DAME BÉRARDE(occupée en ce moment même à compter l'argent qu'il lui a donné.)
Est-il menteur !
(Entrent dans la rue Monsieur de Pienne et Monsieur de Pardaillan, enveloppés de manteaux, une lanterne sourde à la main.)

MONSIEUR DE PIENNE(bas à Monsieur de Pardaillan.)
C'est ici, chevalier !

DAME BÉRARDE(bas, et descendant précipitamment la terrasse.)
J'entends quelqu'un dehors.

BLANCHE(effrayée.)
C'est mon père peut-être !

DAME BÉRARDE(au roi.)
Partez, monsieur !

LE ROI
Que n'ai-je entre mes mains le traître Qui me dérange ainsi !

BLANCHE(à dame Bérarde.)
Fais-le vite passer Par la porte du quai.

LE ROI(à Blanche.)
Quoi ! déjà te laisser ! M'aimeras-tu demain ?

BLANCHE
Et vous ?

LE ROI
Ma vie entière !

BLANCHE
Ah ! vous me tromperez, car je trompe mon père.

LE ROI
Jamais ! – Un seul baiser, Blanche, sur tes beaux yeux.

DAME BÉRARDE(à part.)
Mais c'est un embrasseur tout à fait furieux !

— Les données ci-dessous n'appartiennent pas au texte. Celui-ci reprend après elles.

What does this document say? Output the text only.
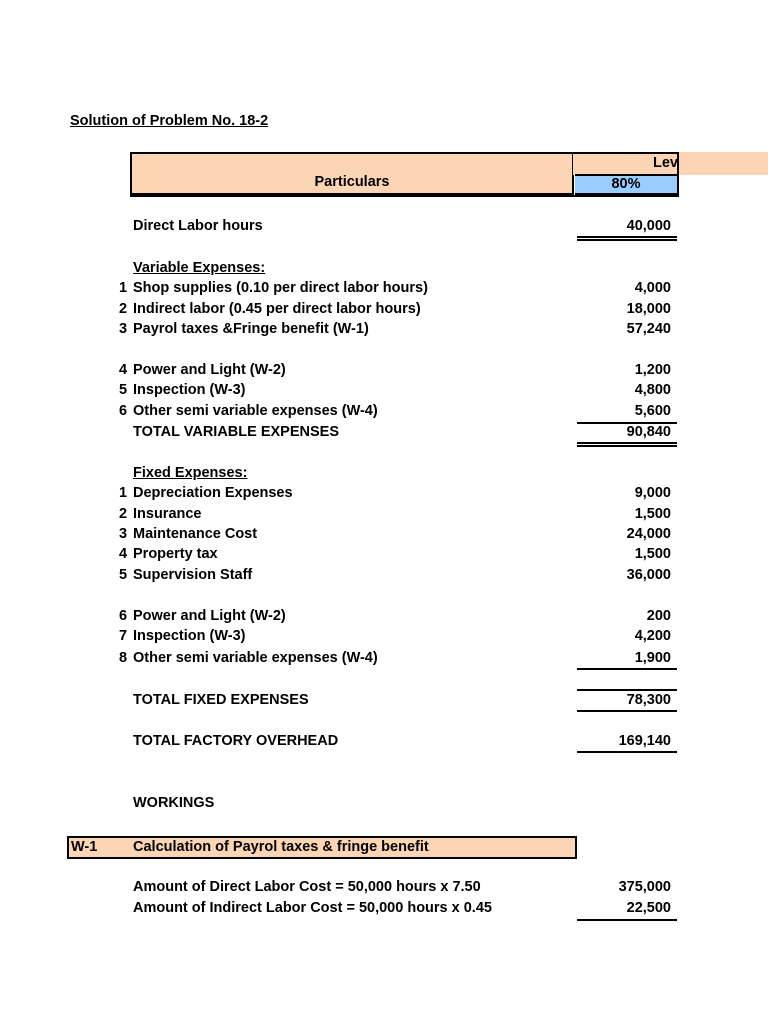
Solution of Problem No. 18-2
Particulars
Lev
80%
Direct Labor hours	40,000
Variable Expenses:
1 Shop supplies (0.10 per direct labor hours)	4,000
2 Indirect labor (0.45 per direct labor hours)	18,000
3 Payrol taxes &Fringe benefit (W-1)	57,240
4 Power and Light (W-2)	1,200
5 Inspection (W-3)	4,800
6 Other semi variable expenses (W-4)	5,600
TOTAL VARIABLE EXPENSES	90,840
Fixed Expenses:
1 Depreciation Expenses	9,000
2 Insurance	1,500
3 Maintenance Cost	24,000
4 Property tax	1,500
5 Supervision Staff	36,000
6 Power and Light (W-2)	200
7 Inspection (W-3)	4,200
8 Other semi variable expenses (W-4)	1,900
TOTAL FIXED EXPENSES	78,300
TOTAL FACTORY OVERHEAD	169,140
WORKINGS
W-1 Calculation of Payrol taxes & fringe benefit
Amount of Direct Labor Cost = 50,000 hours x 7.50	375,000
Amount of Indirect Labor Cost = 50,000 hours x 0.45	22,500
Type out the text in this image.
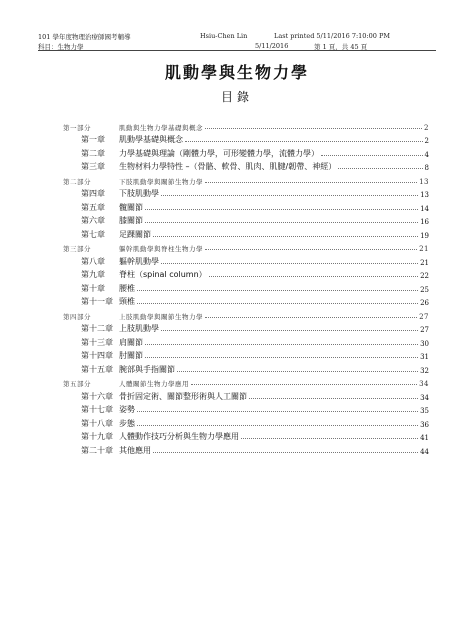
101 學年度物理治療師國考輔導	Hsiu-Chen Lin	Last printed 5/11/2016 7:10:00 PM
科目：生物力學	5/11/2016	第 1 頁，共 45 頁
肌動學與生物力學
目錄
第一部分	肌動與生物力學基礎與概念	2
第一章	肌動學基礎與概念	2
第二章	力學基礎與理論（剛體力學，可形變體力學，流體力學）	4
第三章	生物材料力學特性 –（骨骼、軟骨、肌肉、肌腱/韌帶、神經）	8
第二部分	下肢肌動學與關節生物力學	13
第四章	下肢肌動學	13
第五章	髖關節	14
第六章	膝關節	16
第七章	足踝關節	19
第三部分	軀幹肌動學與脊柱生物力學	21
第八章	軀幹肌動學	21
第九章	脊柱（spinal column）	22
第十章	腰椎	25
第十一章 頸椎	26
第四部分	上肢肌動學與關節生物力學	27
第十二章 上肢肌動學	27
第十三章 肩關節	30
第十四章 肘關節	31
第十五章 腕部與手指關節	32
第五部分	人體關節生物力學應用	34
第十六章 骨折固定術、關節整形術與人工關節	34
第十七章 姿勢	35
第十八章 步態	36
第十九章 人體動作技巧分析與生物力學應用	41
第二十章 其他應用	44
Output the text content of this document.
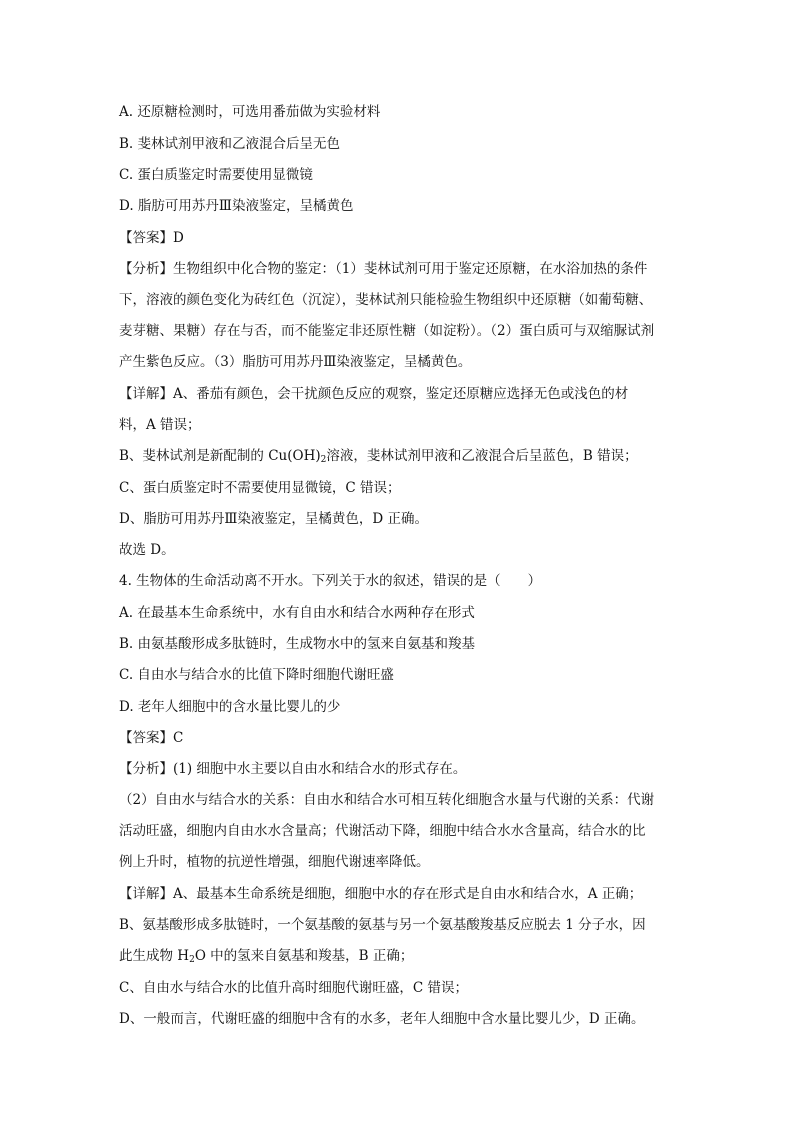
A. 还原糖检测时，可选用番茄做为实验材料
B. 斐林试剂甲液和乙液混合后呈无色
C. 蛋白质鉴定时需要使用显微镜
D. 脂肪可用苏丹Ⅲ染液鉴定，呈橘黄色
【答案】D
【分析】生物组织中化合物的鉴定：（1）斐林试剂可用于鉴定还原糖，在水浴加热的条件
下，溶液的颜色变化为砖红色（沉淀），斐林试剂只能检验生物组织中还原糖（如葡萄糖、
麦芽糖、果糖）存在与否，而不能鉴定非还原性糖（如淀粉）。（2）蛋白质可与双缩脲试剂
产生紫色反应。（3）脂肪可用苏丹Ⅲ染液鉴定，呈橘黄色。
【详解】A、番茄有颜色，会干扰颜色反应的观察，鉴定还原糖应选择无色或浅色的材
料，A 错误；
B、斐林试剂是新配制的 $Cu(OH)_2$溶液，斐林试剂甲液和乙液混合后呈蓝色，B 错误；
C、蛋白质鉴定时不需要使用显微镜，C 错误；
D、脂肪可用苏丹Ⅲ染液鉴定，呈橘黄色，D 正确。
故选 D。
4. 生物体的生命活动离不开水。下列关于水的叙述，错误的是（　　）
A. 在最基本生命系统中，水有自由水和结合水两种存在形式
B. 由氨基酸形成多肽链时，生成物水中的氢来自氨基和羧基
C. 自由水与结合水的比值下降时细胞代谢旺盛
D. 老年人细胞中的含水量比婴儿的少
【答案】C
【分析】(1) 细胞中水主要以自由水和结合水的形式存在。
（2）自由水与结合水的关系：自由水和结合水可相互转化细胞含水量与代谢的关系：代谢
活动旺盛，细胞内自由水水含量高；代谢活动下降，细胞中结合水水含量高，结合水的比
例上升时，植物的抗逆性增强，细胞代谢速率降低。
【详解】A、最基本生命系统是细胞，细胞中水的存在形式是自由水和结合水，A 正确；
B、氨基酸形成多肽链时，一个氨基酸的氨基与另一个氨基酸羧基反应脱去 1 分子水，因
此生成物 $H_2O$ 中的氢来自氨基和羧基，B 正确；
C、自由水与结合水的比值升高时细胞代谢旺盛，C 错误；
D、一般而言，代谢旺盛的细胞中含有的水多，老年人细胞中含水量比婴儿少，D 正确。
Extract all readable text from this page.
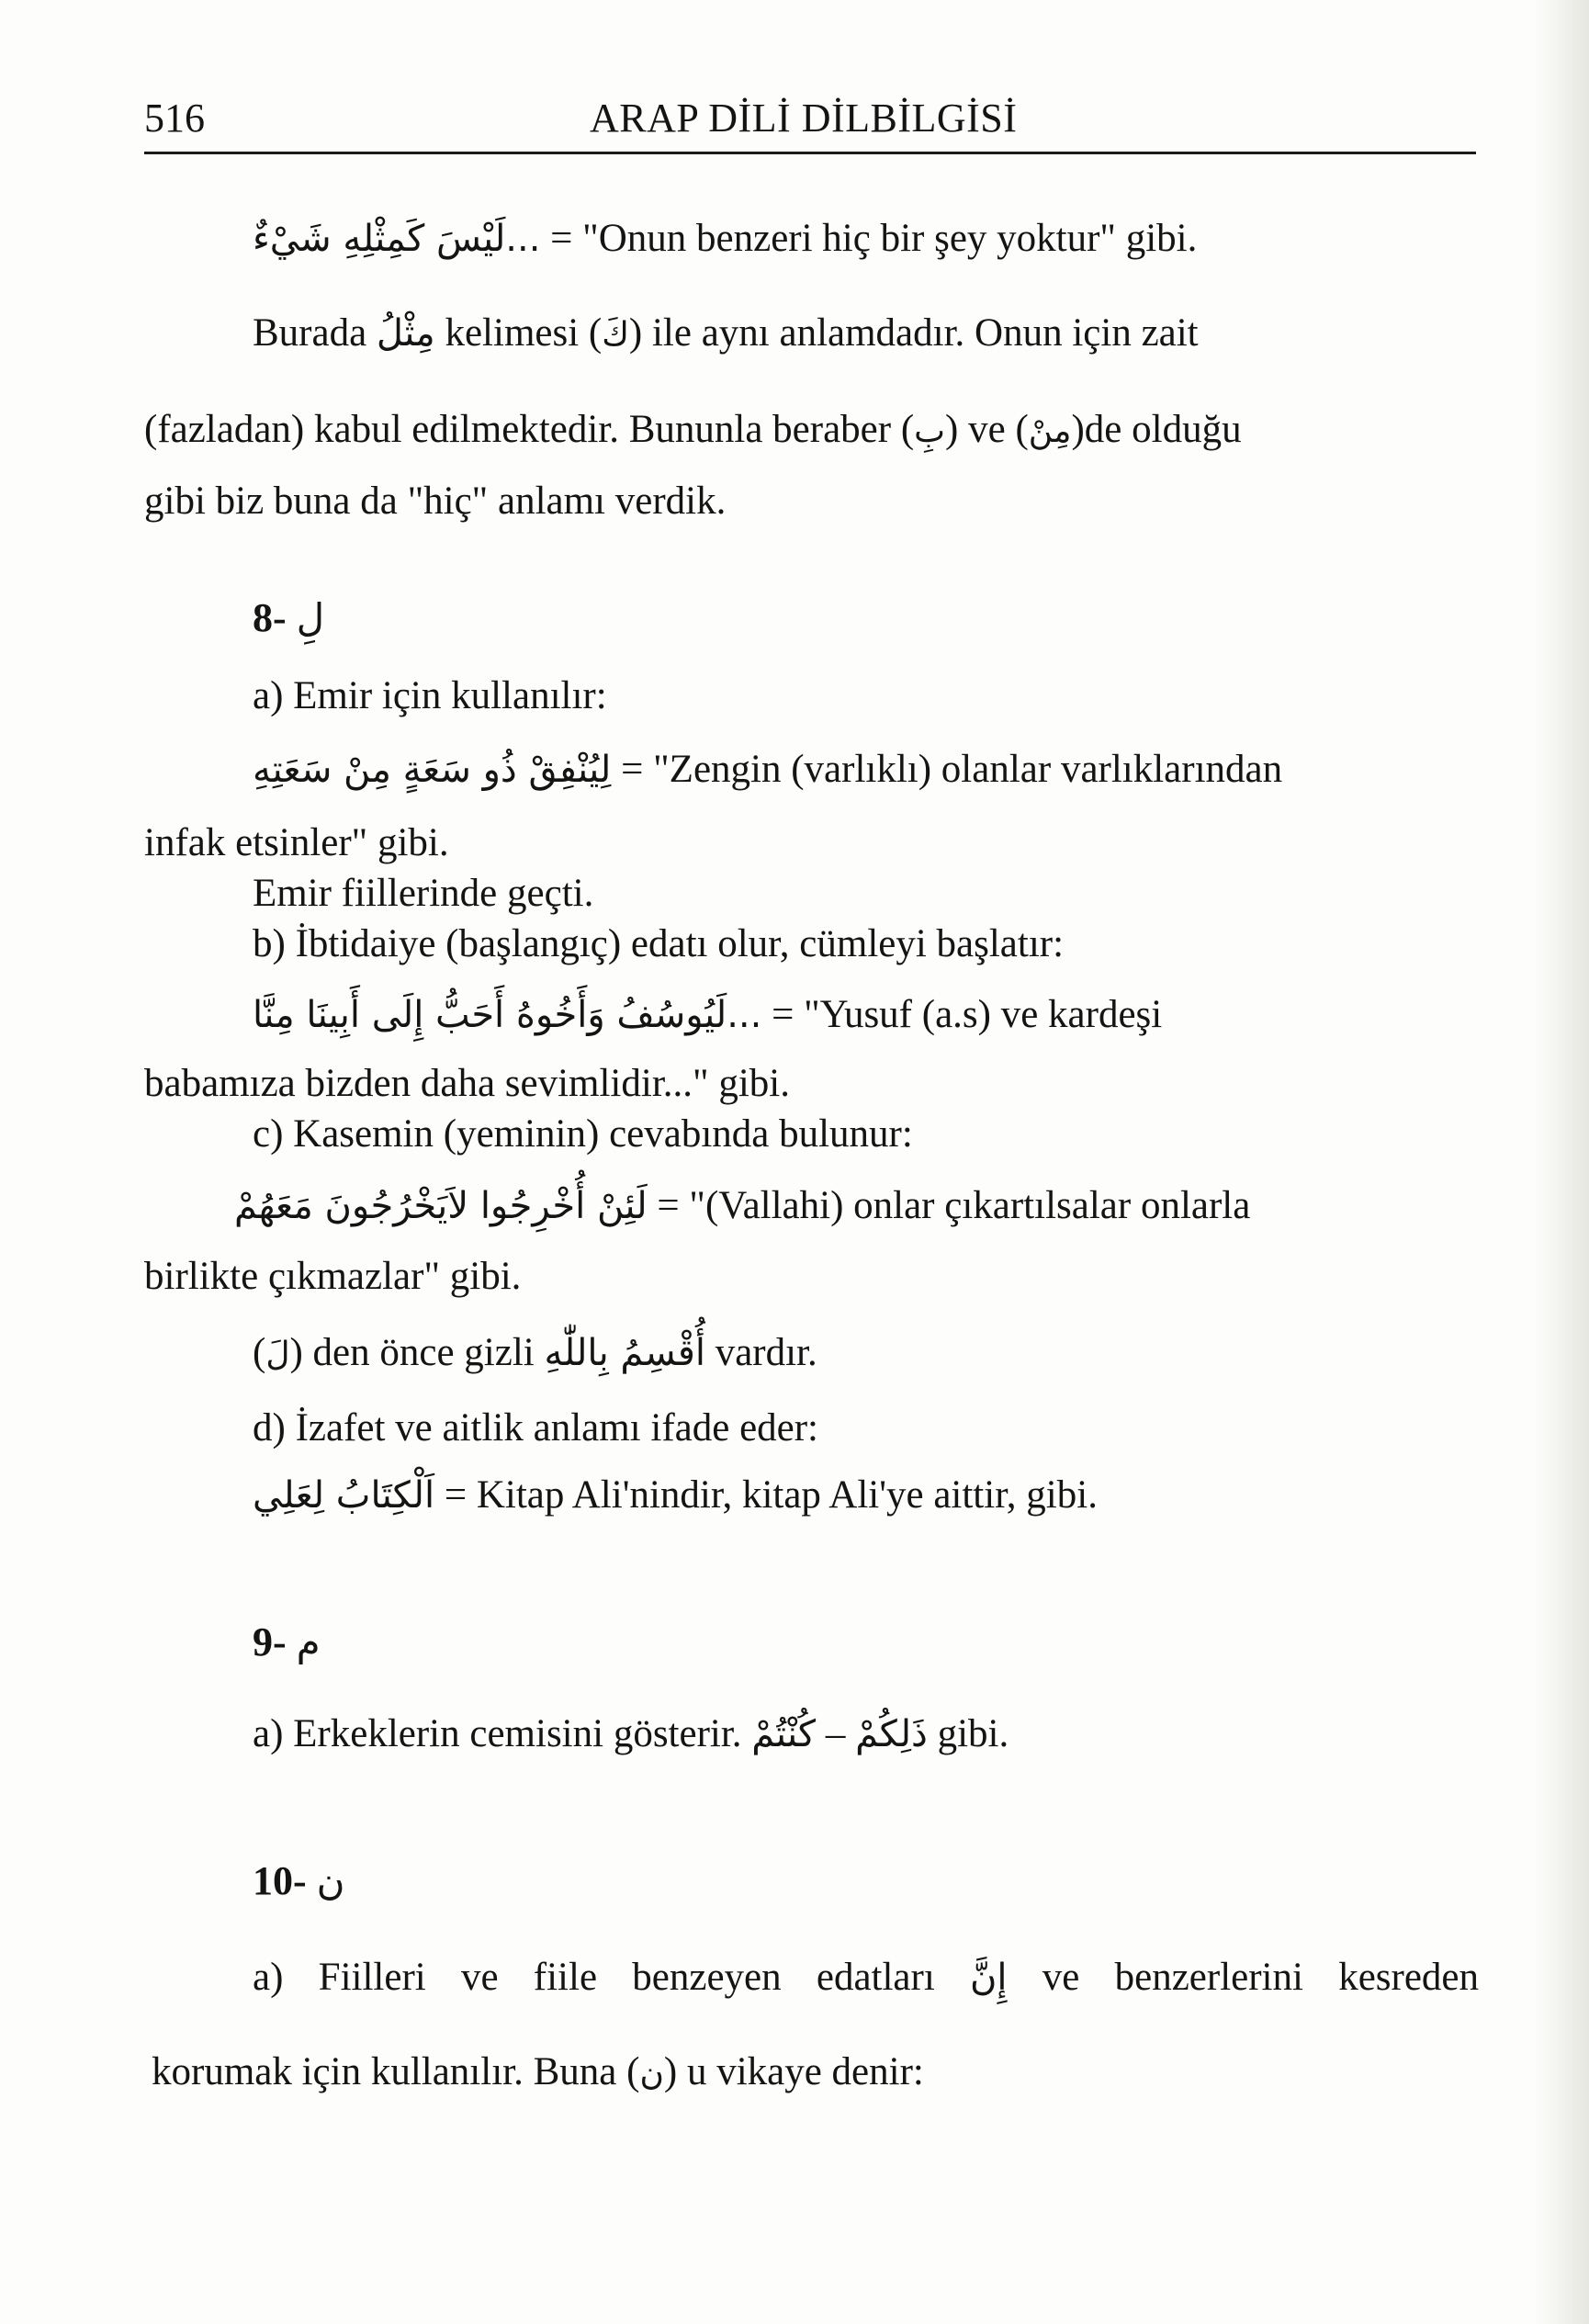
516	ARAP DİLİ DİLBİLGİSİ
...لَيْسَ كَمِثْلِهِ شَيْءٌ = "Onun benzeri hiç bir şey yoktur" gibi.
Burada مِثْلُ kelimesi (كَ) ile aynı anlamdadır. Onun için zait
(fazladan) kabul edilmektedir. Bununla beraber (بِ) ve (مِنْ)de olduğu
gibi biz buna da "hiç" anlamı verdik.
8- لِ
a) Emir için kullanılır:
لِيُنْفِقْ ذُو سَعَةٍ مِنْ سَعَتِهِ = "Zengin (varlıklı) olanlar varlıklarından
infak etsinler" gibi.
Emir fiillerinde geçti.
b) İbtidaiye (başlangıç) edatı olur, cümleyi başlatır:
...لَيُوسُفُ وَأَخُوهُ أَحَبُّ إِلَى أَبِينَا مِنَّا = "Yusuf (a.s) ve kardeşi
babamıza bizden daha sevimlidir..." gibi.
c) Kasemin (yeminin) cevabında bulunur:
لَئِنْ أُخْرِجُوا لاَيَخْرُجُونَ مَعَهُمْ = "(Vallahi) onlar çıkartılsalar onlarla
birlikte çıkmazlar" gibi.
(لَ) den önce gizli أُقْسِمُ بِاللّٰهِ vardır.
d) İzafet ve aitlik anlamı ifade eder:
اَلْكِتَابُ لِعَلِي = Kitap Ali'nindir, kitap Ali'ye aittir, gibi.
9- م
a) Erkeklerin cemisini gösterir. كُنْتُمْ – ذَلِكُمْ gibi.
10- ن
a) Fiilleri ve fiile benzeyen edatları إِنَّ ve benzerlerini kesreden
korumak için kullanılır. Buna (ن) u vikaye denir:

BLANCHE(faisant quelque résistance.)
Non, non !
(Le Roi l'embrasse et rentre avec dame Bérarde dans la maison.Blanche reste quelque temps les yeux fixés sur la porte par où il est sorti ; puis elle rentre elle-même. Pendant ce temps-là, la rue se peuple de gentilshommes armés, couverts de manteaux et masqués. Monsieur de Gordes, Monsieur de Cossé, messieurs de Montchenu, de Brion et de Montmorency, Clément Marot, rejoignent successivement Monsieur de Pienne et Monsieur de Pardaillan. La nuit est très-noire. La lanterne sourde de ces messieurs est bouchée. Ils se font entre eux des signes de reconnaissance, et se montrent la maison de Blanche. Un valet les suit portant une échelle.)